For years, computer-aided design and manufacturing (CAD/CAM) systems have revolutionized dentistry, offering a seemingly faster and more precise way to create dental restorations. These systems, whether subtractive or additive, have been increasingly used for fabricating cobalt-chromium (Co-Cr) frameworks, especially for long-span restorations. However, a crucial question remains: how does the accuracy of these CAD/CAM frameworks compare to traditional methods?
Achieving a precise fit is paramount for the success and longevity of implant-supported restorations. Ill-fitting frameworks can lead to complications like screw loosening, cement washout, and even biological issues such as inflammation and bone loss. Therefore, understanding the marginal and internal fit of different manufacturing techniques is essential for clinicians.
This article delves into a recent study that compared the marginal and internal fit of implant-supported, cement-retained 5-unit Co-Cr metal frameworks. The frameworks were fabricated using three different techniques: lost wax (LW), CAD-CAM milling, and selective laser melting (SLM). By examining the findings of this research, we aim to provide clarity on which manufacturing technique offers the most accurate fit and ultimately, the best outcome for patients.
Marginal and Internal Fit: The Key to Long-Term Success
The study meticulously evaluated the marginal and internal fit of the frameworks. Researchers fabricated a total of 30 Co-Cr metal frameworks, designed for 5-unit implant-supported restorations. These frameworks were created using three different manufacturing techniques, ensuring a robust comparison between the methods. The chosen techniques represent a spectrum of approaches:
- Lost Wax (LW): A traditional technique involving creating a wax pattern, investing it in a mold, and then casting the metal framework.
- CAD-CAM Milling: A subtractive technique where the framework is milled from a solid block of material using computer-controlled machinery.
- Selective Laser Melting (SLM): An additive technique where the framework is built layer by layer by melting metal powder with a laser.
The Verdict: Which Technique Offers the Best Fit?

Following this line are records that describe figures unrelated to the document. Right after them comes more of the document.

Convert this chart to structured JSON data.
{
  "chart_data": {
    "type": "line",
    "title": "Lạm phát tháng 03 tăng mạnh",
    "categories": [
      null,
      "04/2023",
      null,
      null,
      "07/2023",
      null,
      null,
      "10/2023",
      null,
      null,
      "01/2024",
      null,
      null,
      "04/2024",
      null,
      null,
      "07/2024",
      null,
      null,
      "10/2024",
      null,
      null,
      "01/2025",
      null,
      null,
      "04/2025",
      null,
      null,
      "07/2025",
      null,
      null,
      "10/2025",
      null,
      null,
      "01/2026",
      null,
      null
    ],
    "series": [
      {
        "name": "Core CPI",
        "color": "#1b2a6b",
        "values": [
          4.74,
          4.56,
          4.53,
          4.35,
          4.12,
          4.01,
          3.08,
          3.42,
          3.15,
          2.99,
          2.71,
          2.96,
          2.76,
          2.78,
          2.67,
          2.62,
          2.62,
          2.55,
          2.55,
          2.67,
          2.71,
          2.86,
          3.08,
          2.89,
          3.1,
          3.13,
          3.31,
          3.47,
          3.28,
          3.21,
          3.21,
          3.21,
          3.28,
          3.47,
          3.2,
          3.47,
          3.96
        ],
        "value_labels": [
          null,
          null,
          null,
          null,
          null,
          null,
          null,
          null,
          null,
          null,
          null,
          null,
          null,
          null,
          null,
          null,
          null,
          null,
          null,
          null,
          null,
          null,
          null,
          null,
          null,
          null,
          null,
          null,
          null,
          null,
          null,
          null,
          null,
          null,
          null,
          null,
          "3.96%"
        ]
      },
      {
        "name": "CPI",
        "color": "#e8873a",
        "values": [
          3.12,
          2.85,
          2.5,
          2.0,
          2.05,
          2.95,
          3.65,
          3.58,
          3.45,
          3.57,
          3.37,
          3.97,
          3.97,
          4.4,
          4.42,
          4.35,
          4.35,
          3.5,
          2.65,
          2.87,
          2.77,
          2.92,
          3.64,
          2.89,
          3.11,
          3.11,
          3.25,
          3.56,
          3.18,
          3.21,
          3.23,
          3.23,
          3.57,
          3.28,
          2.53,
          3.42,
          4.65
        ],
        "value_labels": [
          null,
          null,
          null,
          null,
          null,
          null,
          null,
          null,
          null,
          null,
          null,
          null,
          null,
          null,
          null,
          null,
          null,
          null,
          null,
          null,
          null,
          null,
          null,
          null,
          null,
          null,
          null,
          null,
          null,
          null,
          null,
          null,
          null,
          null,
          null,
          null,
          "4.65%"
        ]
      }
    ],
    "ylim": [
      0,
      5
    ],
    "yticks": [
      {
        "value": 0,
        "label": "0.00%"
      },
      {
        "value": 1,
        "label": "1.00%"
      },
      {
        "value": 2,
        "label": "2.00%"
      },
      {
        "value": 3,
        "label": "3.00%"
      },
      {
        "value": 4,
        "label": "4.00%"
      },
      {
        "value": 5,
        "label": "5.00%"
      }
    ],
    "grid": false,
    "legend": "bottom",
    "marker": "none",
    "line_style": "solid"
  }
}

The results of the study revealed significant differences in marginal fit between the manufacturing techniques. CAD-CAM milling techniques exhibited the widest mean marginal discrepancy values (84 µm), indicating a less accurate marginal fit compared to the other methods. In contrast, the lost wax technique demonstrated the lowest mean marginal discrepancy values (36 µm), suggesting a superior marginal fit.
Interestingly, axial discrepancy values were similar for all manufacturing techniques, indicating that the techniques performed comparably in this aspect. However, the highest internal gap values were measured at the occlusal area, with the following values: LW (154 µm), CAD CAM milling (212 µm), and SLM (290 μm). These findings suggest that the internal fit at the occlusal area may be a critical factor to consider when selecting a manufacturing technique.

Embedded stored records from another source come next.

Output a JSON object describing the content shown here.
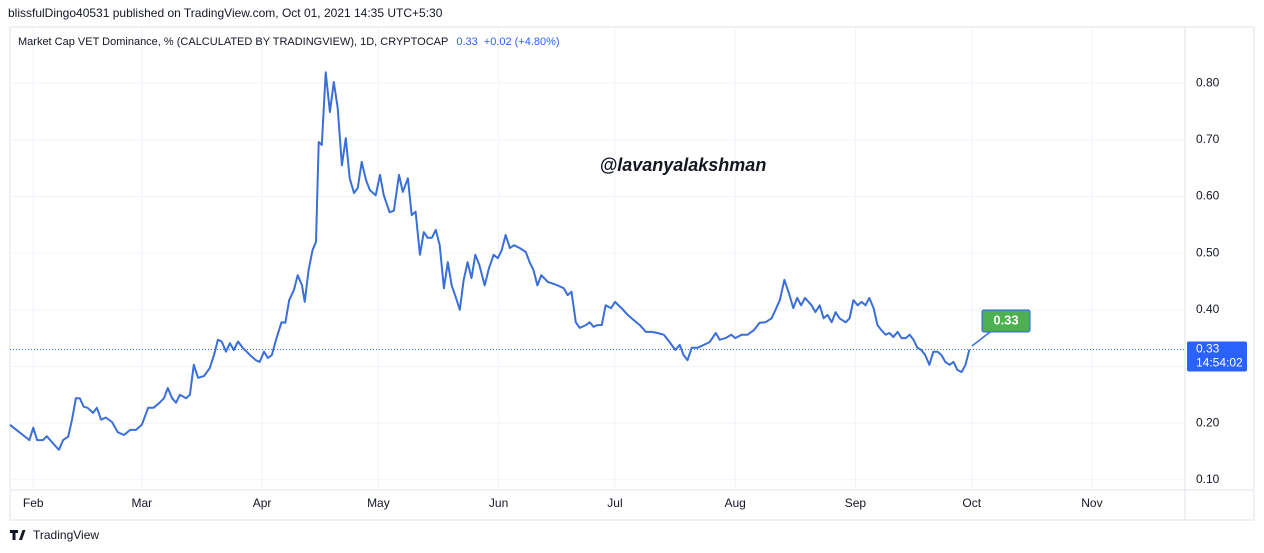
{
  "header": {
    "publisher": "blissfulDingo40531 published on TradingView.com, Oct 01, 2021 14:35 UTC+5:30",
    "brand": "TradingView"
  },
  "chart_data": {
    "type": "line",
    "title": "Market Cap VET Dominance, % (CALCULATED BY TRADINGVIEW), 1D, CRYPTOCAP",
    "legend_values": [
      "0.33",
      "+0.02 (+4.80%)"
    ],
    "annotation": "@lavanyalakshman",
    "callout": "0.33",
    "last_price": {
      "value": 0.33,
      "label": "0.33",
      "time": "14:54:02"
    },
    "color": "#3a6fd8",
    "grid": true,
    "xlim": [
      0,
      303
    ],
    "ylim": [
      0.082,
      0.899
    ],
    "xticks": [
      {
        "value": 6,
        "label": "Feb"
      },
      {
        "value": 34,
        "label": "Mar"
      },
      {
        "value": 65,
        "label": "Apr"
      },
      {
        "value": 95,
        "label": "May"
      },
      {
        "value": 126,
        "label": "Jun"
      },
      {
        "value": 156,
        "label": "Jul"
      },
      {
        "value": 187,
        "label": "Aug"
      },
      {
        "value": 218,
        "label": "Sep"
      },
      {
        "value": 248,
        "label": "Oct"
      },
      {
        "value": 279,
        "label": "Nov"
      }
    ],
    "yticks": [
      {
        "value": 0.1,
        "label": "0.10"
      },
      {
        "value": 0.2,
        "label": "0.20"
      },
      {
        "value": 0.3,
        "label": "0.30"
      },
      {
        "value": 0.4,
        "label": "0.40"
      },
      {
        "value": 0.5,
        "label": "0.50"
      },
      {
        "value": 0.6,
        "label": "0.60"
      },
      {
        "value": 0.7,
        "label": "0.70"
      },
      {
        "value": 0.8,
        "label": "0.80"
      }
    ],
    "x": [
      0,
      2.6,
      5,
      6,
      7,
      8.5,
      9.5,
      11,
      12.6,
      13.7,
      15,
      16,
      17,
      18,
      19,
      20,
      21.4,
      22.4,
      23.5,
      24.7,
      26.3,
      27.8,
      29.4,
      31,
      32.5,
      34,
      35.6,
      37,
      38.7,
      39.7,
      40.7,
      41.8,
      42.8,
      43.8,
      45.4,
      46.4,
      47.4,
      48.5,
      50,
      51.5,
      52.6,
      53.6,
      54.6,
      55.7,
      56.7,
      57.7,
      58.8,
      60,
      61.9,
      63.4,
      64.4,
      65.5,
      66.5,
      67.5,
      68.6,
      70,
      71,
      72,
      73.2,
      74.2,
      75.3,
      76,
      77,
      78,
      78.9,
      79.6,
      80.4,
      81.4,
      82.5,
      83.5,
      84.5,
      85.6,
      86.6,
      87.6,
      88.7,
      89.7,
      90.7,
      91.8,
      92.8,
      94.3,
      95.4,
      96.4,
      97.9,
      99,
      100.3,
      101.3,
      102.6,
      103.6,
      104.6,
      105.7,
      106.7,
      107.7,
      108.8,
      109.8,
      110.8,
      111.9,
      112.9,
      113.9,
      115,
      116,
      117,
      118,
      119,
      120,
      121,
      122.4,
      123.5,
      124.7,
      125.8,
      126.8,
      127.8,
      128.9,
      130,
      131.4,
      133,
      134,
      135,
      136,
      137,
      138.7,
      139.7,
      141.2,
      142.8,
      143.8,
      144.8,
      145.9,
      146.9,
      148.5,
      149.5,
      150.5,
      151.5,
      152.6,
      153.6,
      155,
      156,
      157.7,
      159.3,
      160.8,
      162.4,
      164,
      165.5,
      167,
      168.6,
      170.1,
      171.6,
      172.7,
      173.7,
      174.7,
      175.8,
      177.3,
      178.9,
      180.4,
      182,
      183,
      184.5,
      186,
      187,
      188.7,
      190.2,
      191.8,
      193.3,
      194.8,
      196.4,
      197.4,
      198.5,
      199.7,
      201,
      202,
      203,
      204,
      205,
      206.7,
      207.7,
      208.8,
      209.8,
      210.8,
      211.9,
      212.9,
      213.9,
      215.5,
      216.5,
      217.5,
      218.6,
      219.6,
      220.6,
      221.6,
      222.7,
      223.7,
      224.7,
      225.8,
      226.8,
      227.8,
      228.9,
      229.9,
      231,
      232,
      233,
      234,
      235,
      236,
      237.1,
      238.1,
      239.2,
      240.2,
      241.2,
      242.3,
      243.3,
      244.3,
      245.4,
      246.4,
      247.4
    ],
    "values": [
      0.197,
      0.183,
      0.17,
      0.192,
      0.17,
      0.17,
      0.177,
      0.165,
      0.153,
      0.17,
      0.176,
      0.206,
      0.244,
      0.244,
      0.229,
      0.227,
      0.218,
      0.227,
      0.206,
      0.21,
      0.202,
      0.184,
      0.179,
      0.188,
      0.188,
      0.197,
      0.227,
      0.227,
      0.237,
      0.244,
      0.262,
      0.244,
      0.236,
      0.25,
      0.244,
      0.25,
      0.303,
      0.28,
      0.283,
      0.297,
      0.32,
      0.347,
      0.344,
      0.326,
      0.341,
      0.329,
      0.344,
      0.333,
      0.32,
      0.311,
      0.308,
      0.326,
      0.315,
      0.32,
      0.347,
      0.378,
      0.377,
      0.417,
      0.435,
      0.461,
      0.443,
      0.414,
      0.47,
      0.505,
      0.52,
      0.696,
      0.691,
      0.819,
      0.749,
      0.802,
      0.756,
      0.655,
      0.703,
      0.632,
      0.606,
      0.615,
      0.661,
      0.629,
      0.611,
      0.602,
      0.638,
      0.602,
      0.572,
      0.575,
      0.638,
      0.608,
      0.632,
      0.567,
      0.573,
      0.497,
      0.537,
      0.527,
      0.527,
      0.541,
      0.514,
      0.438,
      0.484,
      0.443,
      0.421,
      0.4,
      0.453,
      0.484,
      0.456,
      0.497,
      0.48,
      0.443,
      0.473,
      0.497,
      0.491,
      0.505,
      0.532,
      0.509,
      0.514,
      0.509,
      0.502,
      0.484,
      0.47,
      0.443,
      0.461,
      0.449,
      0.447,
      0.443,
      0.438,
      0.426,
      0.432,
      0.378,
      0.368,
      0.373,
      0.378,
      0.37,
      0.373,
      0.373,
      0.408,
      0.403,
      0.414,
      0.403,
      0.391,
      0.382,
      0.373,
      0.361,
      0.361,
      0.359,
      0.356,
      0.343,
      0.329,
      0.338,
      0.32,
      0.311,
      0.333,
      0.333,
      0.338,
      0.343,
      0.359,
      0.347,
      0.35,
      0.356,
      0.35,
      0.356,
      0.356,
      0.364,
      0.377,
      0.378,
      0.385,
      0.4,
      0.417,
      0.453,
      0.426,
      0.403,
      0.421,
      0.408,
      0.421,
      0.408,
      0.396,
      0.408,
      0.385,
      0.391,
      0.378,
      0.396,
      0.385,
      0.378,
      0.385,
      0.417,
      0.408,
      0.414,
      0.408,
      0.421,
      0.403,
      0.373,
      0.364,
      0.356,
      0.359,
      0.352,
      0.361,
      0.35,
      0.35,
      0.356,
      0.347,
      0.333,
      0.329,
      0.32,
      0.303,
      0.326,
      0.326,
      0.32,
      0.308,
      0.303,
      0.308,
      0.294,
      0.29,
      0.303,
      0.33
    ]
  }
}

In conclusion, the study suggests that while CAD/CAM technology offers advantages in terms of speed and automation, it may not always provide the most accurate fit, particularly in the marginal area. The lost wax technique, despite being a more traditional method, demonstrated superior marginal fit in this study. Clinicians should carefully consider these findings when selecting a manufacturing technique for implant-supported frameworks, weighing the benefits of CAD/CAM technology against the potential for compromised fit. Further research and advancements in CAD/CAM technology are needed to improve the accuracy and predictability of these techniques.